Амин так крепко сжал кулаки, что косточки побелели. Он строго взглянул на жену:
– Ты-то что в этом понимаешь, а? Ты представления не имеешь, что такое власть.
Как всегда по воскресеньям, Матильда взяла сумку, повязала шейный платок и попросила у Амина ключи от машины. Муж протяжно вздохнул, а она сделала вид, что этого не заметила. Она поехала в интернат, где уже два года жила Сабах. На заднее сиденье Матильда положила коробку с выпечкой и стопку женских журналов. Старых журналов, читаных-перечитаных, с фотографиями кинозвезд и членов европейских королевских семей. Графов и герцогинь. Принцесс и королей. Сабах вырезала и вешала над кроватью снимки Софи Лорен, Грейс Келли и Фарах Пехлеви, жены шаха, в бриллиантовой тиаре на голове. Иногда Матильда дарила ей что-нибудь из одежды. Ничего нового и ничего дорогого. Амин запретил. Ему вообще не нравилось, что она так часто навещает Сабах, что она привязалась к этой девчонке с желтоватым цветом лица, один вид которой приводил его в бешенство.
Матильда поставила машину у дверей интерната. Сабах ждала ее на лестнице. Они прошлись по улицам европейской части города. Сели на террасе кафе, и Сабах заказала себе апельсиновый сок. Прежде чем разрешить ей пить, Матильда протерла край стакана носовым платком: официант показался ей недостаточно чистоплотным. Она рассказала Сабах о свадьбе Аиши, назначенной на следующее лето, о ее будущем муже, занимающем высокий пост в столице. Напротив кафе молодой человек верхом на осле продавал апельсины. Он кричал: «Кому апельсины? Сладкие сочные апельсины!» Матильда наклонилась к Сабах и шепотом пропела ей эльзасскую песенку.
– Что-что? Я что-то не разберу, – сказала девочка.

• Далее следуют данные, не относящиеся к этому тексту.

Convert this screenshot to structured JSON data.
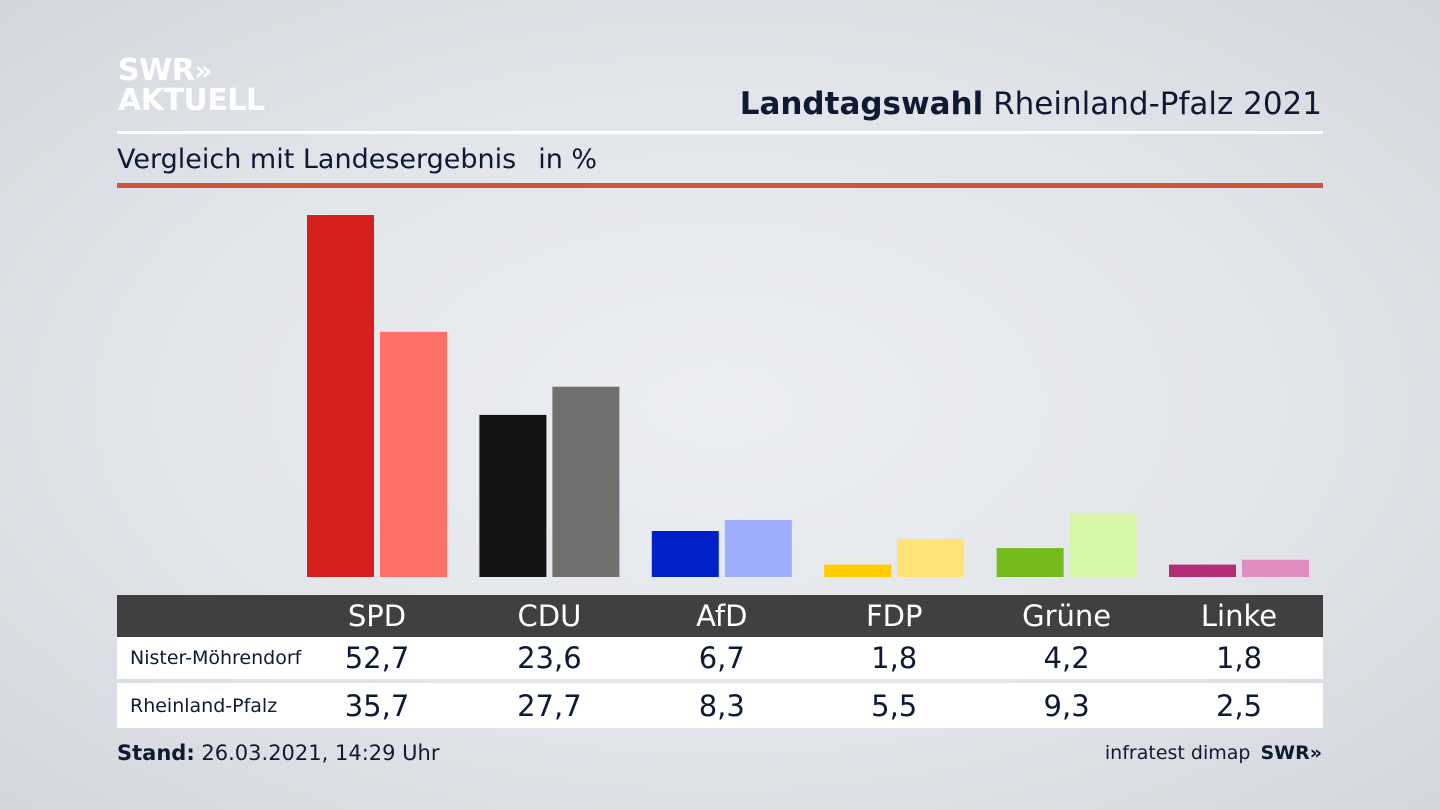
{
  "logo": {
    "line1": "SWR",
    "chevrons": "»",
    "line2": "AKTUELL"
  },
  "headline": {
    "bold": "Landtagswahl",
    "rest": " Rheinland-Pfalz 2021"
  },
  "subtitle": {
    "text": "Vergleich mit Landesergebnis",
    "unit": "in %"
  },
  "footer": {
    "stand_label": "Stand:",
    "stand_value": " 26.03.2021, 14:29 Uhr",
    "source": "infratest dimap",
    "brand": "SWR»"
  },
  "chart_data": {
    "type": "bar",
    "categories": [
      "SPD",
      "CDU",
      "AfD",
      "FDP",
      "Grüne",
      "Linke"
    ],
    "series": [
      {
        "name": "Nister-Möhrendorf",
        "values": [
          52.7,
          23.6,
          6.7,
          1.8,
          4.2,
          1.8
        ],
        "colors": [
          "#d61f1f",
          "#121212",
          "#0021c7",
          "#ffcc00",
          "#76bb1d",
          "#b32e74"
        ]
      },
      {
        "name": "Rheinland-Pfalz",
        "values": [
          35.7,
          27.7,
          8.3,
          5.5,
          9.3,
          2.5
        ],
        "colors": [
          "#ff7069",
          "#72706f",
          "#9eadfe",
          "#ffe377",
          "#d6f6a8",
          "#e18cbe"
        ]
      }
    ],
    "display": {
      "row1": [
        "52,7",
        "23,6",
        "6,7",
        "1,8",
        "4,2",
        "1,8"
      ],
      "row2": [
        "35,7",
        "27,7",
        "8,3",
        "5,5",
        "9,3",
        "2,5"
      ]
    },
    "ylim": [
      0,
      52.7
    ]
  }
}
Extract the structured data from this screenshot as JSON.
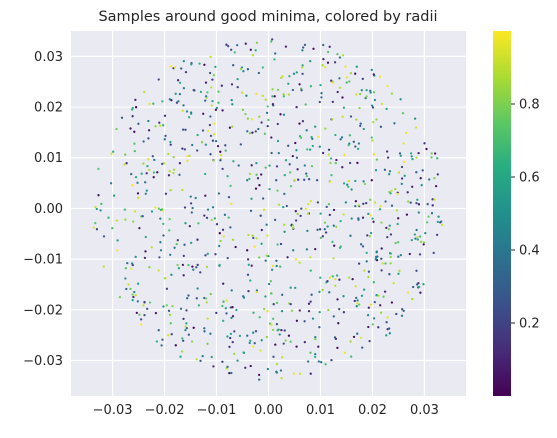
{
  "chart_data": {
    "type": "scatter",
    "title": "Samples around good minima, colored by radii",
    "xlabel": "",
    "ylabel": "",
    "xlim": [
      -0.038,
      0.038
    ],
    "ylim": [
      -0.037,
      0.035
    ],
    "xticks": [
      -0.03,
      -0.02,
      -0.01,
      0.0,
      0.01,
      0.02,
      0.03
    ],
    "xtick_labels": [
      "−0.03",
      "−0.02",
      "−0.01",
      "0.00",
      "0.01",
      "0.02",
      "0.03"
    ],
    "yticks": [
      -0.03,
      -0.02,
      -0.01,
      0.0,
      0.01,
      0.02,
      0.03
    ],
    "ytick_labels": [
      "−0.03",
      "−0.02",
      "−0.01",
      "0.00",
      "0.01",
      "0.02",
      "0.03"
    ],
    "grid": true,
    "background": "#eaeaf2",
    "colormap": "viridis",
    "colorbar": {
      "range": [
        0.0,
        1.0
      ],
      "ticks": [
        0.2,
        0.4,
        0.6,
        0.8
      ],
      "tick_labels": [
        "0.2",
        "0.4",
        "0.6",
        "0.8"
      ]
    },
    "sample_cloud": {
      "shape": "disk",
      "center": [
        0.0,
        0.0
      ],
      "radius": 0.034,
      "count": 1000,
      "color_value": "uniform random in [0, 1]"
    }
  }
}
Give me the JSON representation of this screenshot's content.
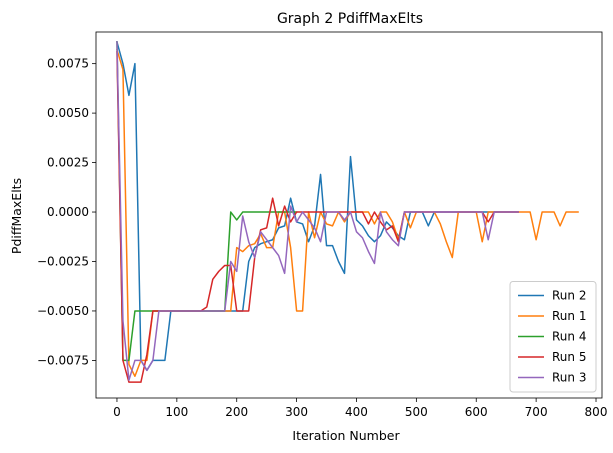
{
  "chart_data": {
    "type": "line",
    "title": "Graph 2 PdiffMaxElts",
    "xlabel": "Iteration Number",
    "ylabel": "PdiffMaxElts",
    "xlim": [
      -35,
      810
    ],
    "ylim": [
      -0.0094,
      0.0091
    ],
    "xticks": [
      0,
      100,
      200,
      300,
      400,
      500,
      600,
      700,
      800
    ],
    "xtick_labels": [
      "0",
      "100",
      "200",
      "300",
      "400",
      "500",
      "600",
      "700",
      "800"
    ],
    "yticks": [
      -0.0075,
      -0.005,
      -0.0025,
      0.0,
      0.0025,
      0.005,
      0.0075
    ],
    "ytick_labels": [
      "−0.0075",
      "−0.0050",
      "−0.0025",
      "0.0000",
      "0.0025",
      "0.0050",
      "0.0075"
    ],
    "legend_position": "lower-right",
    "series": [
      {
        "name": "Run 2",
        "color": "#1f77b4",
        "x": [
          0,
          10,
          20,
          30,
          40,
          50,
          60,
          70,
          80,
          90,
          100,
          110,
          120,
          130,
          140,
          150,
          160,
          170,
          180,
          190,
          200,
          210,
          220,
          230,
          240,
          250,
          260,
          270,
          280,
          290,
          300,
          310,
          320,
          330,
          340,
          350,
          360,
          370,
          380,
          390,
          400,
          410,
          420,
          430,
          440,
          450,
          460,
          470,
          480,
          490,
          500,
          510,
          520,
          530,
          540,
          550,
          560,
          570,
          580,
          590,
          600,
          610,
          620,
          630,
          640,
          650,
          660,
          670
        ],
        "y": [
          0.0086,
          0.0075,
          0.0059,
          0.0075,
          -0.0075,
          -0.008,
          -0.0075,
          -0.0075,
          -0.0075,
          -0.005,
          -0.005,
          -0.005,
          -0.005,
          -0.005,
          -0.005,
          -0.005,
          -0.005,
          -0.005,
          -0.005,
          -0.005,
          -0.005,
          -0.005,
          -0.0025,
          -0.0018,
          -0.0016,
          -0.0015,
          -0.0014,
          -0.0008,
          -0.0007,
          0.0007,
          -0.0005,
          -0.0006,
          -0.0015,
          -0.0007,
          0.0019,
          -0.0017,
          -0.0017,
          -0.0025,
          -0.0031,
          0.0028,
          -0.0004,
          -0.0007,
          -0.0012,
          -0.0015,
          -0.0012,
          -0.0005,
          -0.0008,
          -0.0012,
          -0.0014,
          0.0,
          0.0,
          0.0,
          -0.0007,
          0.0,
          0.0,
          0.0,
          0.0,
          0.0,
          0.0,
          0.0,
          0.0,
          0.0,
          0.0,
          0.0,
          0.0,
          0.0,
          0.0,
          0.0
        ]
      },
      {
        "name": "Run 1",
        "color": "#ff7f0e",
        "x": [
          0,
          10,
          20,
          30,
          40,
          50,
          60,
          70,
          80,
          90,
          100,
          110,
          120,
          130,
          140,
          150,
          160,
          170,
          180,
          190,
          200,
          210,
          220,
          230,
          240,
          250,
          260,
          270,
          280,
          290,
          300,
          310,
          320,
          330,
          340,
          350,
          360,
          370,
          380,
          390,
          400,
          410,
          420,
          430,
          440,
          450,
          460,
          470,
          480,
          490,
          500,
          510,
          520,
          530,
          540,
          550,
          560,
          570,
          580,
          590,
          600,
          610,
          620,
          630,
          640,
          650,
          660,
          670,
          680,
          690,
          700,
          710,
          720,
          730,
          740,
          750,
          760,
          770
        ],
        "y": [
          0.0082,
          0.0072,
          -0.0077,
          -0.0083,
          -0.0075,
          -0.0075,
          -0.005,
          -0.005,
          -0.005,
          -0.005,
          -0.005,
          -0.005,
          -0.005,
          -0.005,
          -0.005,
          -0.005,
          -0.005,
          -0.005,
          -0.005,
          -0.005,
          -0.0018,
          -0.002,
          -0.0017,
          -0.0016,
          -0.0011,
          -0.0018,
          -0.0018,
          0.0,
          0.0,
          -0.0018,
          -0.005,
          -0.005,
          0.0,
          -0.0013,
          0.0,
          -0.0006,
          -0.0007,
          0.0,
          -0.0005,
          0.0,
          0.0,
          0.0,
          0.0,
          -0.0006,
          0.0,
          0.0,
          -0.0005,
          -0.0014,
          0.0,
          -0.0008,
          0.0,
          0.0,
          0.0,
          0.0,
          -0.0006,
          -0.0015,
          -0.0023,
          0.0,
          0.0,
          0.0,
          0.0,
          -0.0015,
          0.0,
          0.0,
          0.0,
          0.0,
          0.0,
          0.0,
          0.0,
          0.0,
          -0.0014,
          0.0,
          0.0,
          0.0,
          -0.0007,
          0.0,
          0.0,
          0.0
        ]
      },
      {
        "name": "Run 4",
        "color": "#2ca02c",
        "x": [
          0,
          10,
          20,
          30,
          40,
          50,
          60,
          70,
          80,
          90,
          100,
          110,
          120,
          130,
          140,
          150,
          160,
          170,
          180,
          190,
          200,
          210,
          220,
          230,
          240,
          250,
          260,
          270,
          280,
          290,
          300
        ],
        "y": [
          0.0086,
          -0.0075,
          -0.0075,
          -0.005,
          -0.005,
          -0.005,
          -0.005,
          -0.005,
          -0.005,
          -0.005,
          -0.005,
          -0.005,
          -0.005,
          -0.005,
          -0.005,
          -0.005,
          -0.005,
          -0.005,
          -0.005,
          0.0,
          -0.0004,
          0.0,
          0.0,
          0.0,
          0.0,
          0.0,
          0.0,
          0.0,
          0.0,
          0.0,
          0.0
        ]
      },
      {
        "name": "Run 5",
        "color": "#d62728",
        "x": [
          0,
          10,
          20,
          30,
          40,
          50,
          60,
          70,
          80,
          90,
          100,
          110,
          120,
          130,
          140,
          150,
          160,
          170,
          180,
          190,
          200,
          210,
          220,
          230,
          240,
          250,
          260,
          270,
          280,
          290,
          300,
          310,
          320,
          330,
          340,
          350,
          360,
          370,
          380,
          390,
          400,
          410,
          420,
          430,
          440,
          450,
          460,
          470,
          480,
          490,
          500,
          510,
          520,
          530,
          540,
          550,
          560,
          570,
          580,
          590,
          600,
          610,
          620,
          630,
          640,
          650,
          660,
          670
        ],
        "y": [
          0.0081,
          -0.0075,
          -0.0086,
          -0.0086,
          -0.0086,
          -0.0072,
          -0.005,
          -0.005,
          -0.005,
          -0.005,
          -0.005,
          -0.005,
          -0.005,
          -0.005,
          -0.005,
          -0.0048,
          -0.0034,
          -0.003,
          -0.0027,
          -0.0027,
          -0.005,
          -0.005,
          -0.005,
          -0.0023,
          -0.0009,
          -0.0008,
          0.0007,
          -0.0007,
          0.0003,
          -0.0005,
          0.0,
          0.0,
          0.0,
          0.0,
          0.0,
          0.0,
          0.0,
          0.0,
          0.0,
          0.0,
          0.0,
          0.0,
          -0.0006,
          0.0,
          -0.0005,
          -0.0009,
          -0.0007,
          -0.0015,
          0.0,
          0.0,
          0.0,
          0.0,
          0.0,
          0.0,
          0.0,
          0.0,
          0.0,
          0.0,
          0.0,
          0.0,
          0.0,
          0.0,
          -0.0005,
          0.0,
          0.0,
          0.0,
          0.0,
          0.0
        ]
      },
      {
        "name": "Run 3",
        "color": "#9467bd",
        "x": [
          0,
          10,
          20,
          30,
          40,
          50,
          60,
          70,
          80,
          90,
          100,
          110,
          120,
          130,
          140,
          150,
          160,
          170,
          180,
          190,
          200,
          210,
          220,
          230,
          240,
          250,
          260,
          270,
          280,
          290,
          300,
          310,
          320,
          330,
          340,
          350,
          360,
          370,
          380,
          390,
          400,
          410,
          420,
          430,
          440,
          450,
          460,
          470,
          480,
          490,
          500,
          510,
          520,
          530,
          540,
          550,
          560,
          570,
          580,
          590,
          600,
          610,
          620,
          630,
          640,
          650,
          660,
          670
        ],
        "y": [
          0.0086,
          -0.0055,
          -0.0085,
          -0.0075,
          -0.0075,
          -0.008,
          -0.0075,
          -0.005,
          -0.005,
          -0.005,
          -0.005,
          -0.005,
          -0.005,
          -0.005,
          -0.005,
          -0.005,
          -0.005,
          -0.005,
          -0.005,
          -0.0025,
          -0.003,
          -0.0002,
          -0.0015,
          -0.0023,
          -0.001,
          -0.0014,
          -0.0018,
          -0.0022,
          -0.0031,
          0.0003,
          -0.0005,
          0.0,
          -0.0004,
          -0.0008,
          -0.0015,
          0.0,
          0.0,
          0.0,
          -0.0004,
          0.0,
          -0.001,
          -0.0013,
          -0.002,
          -0.0026,
          0.0,
          -0.001,
          -0.0014,
          -0.0017,
          0.0,
          0.0,
          0.0,
          0.0,
          0.0,
          0.0,
          0.0,
          0.0,
          0.0,
          0.0,
          0.0,
          0.0,
          0.0,
          0.0,
          -0.0014,
          0.0,
          0.0,
          0.0,
          0.0,
          0.0
        ]
      }
    ]
  }
}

– «Хвост лошадке подними, в дырочку подуй, и оттуда яблоко в руку упадет», – повторила Матильда и расхохоталась. – Я научила этой песенке твою мать, когда она была маленькой. Однажды она спела ее твоему дяде, и тот пришел в дикую ярость. Он спросил, кто ее научил таким непристойностям. Она так и не призналась, что это была я.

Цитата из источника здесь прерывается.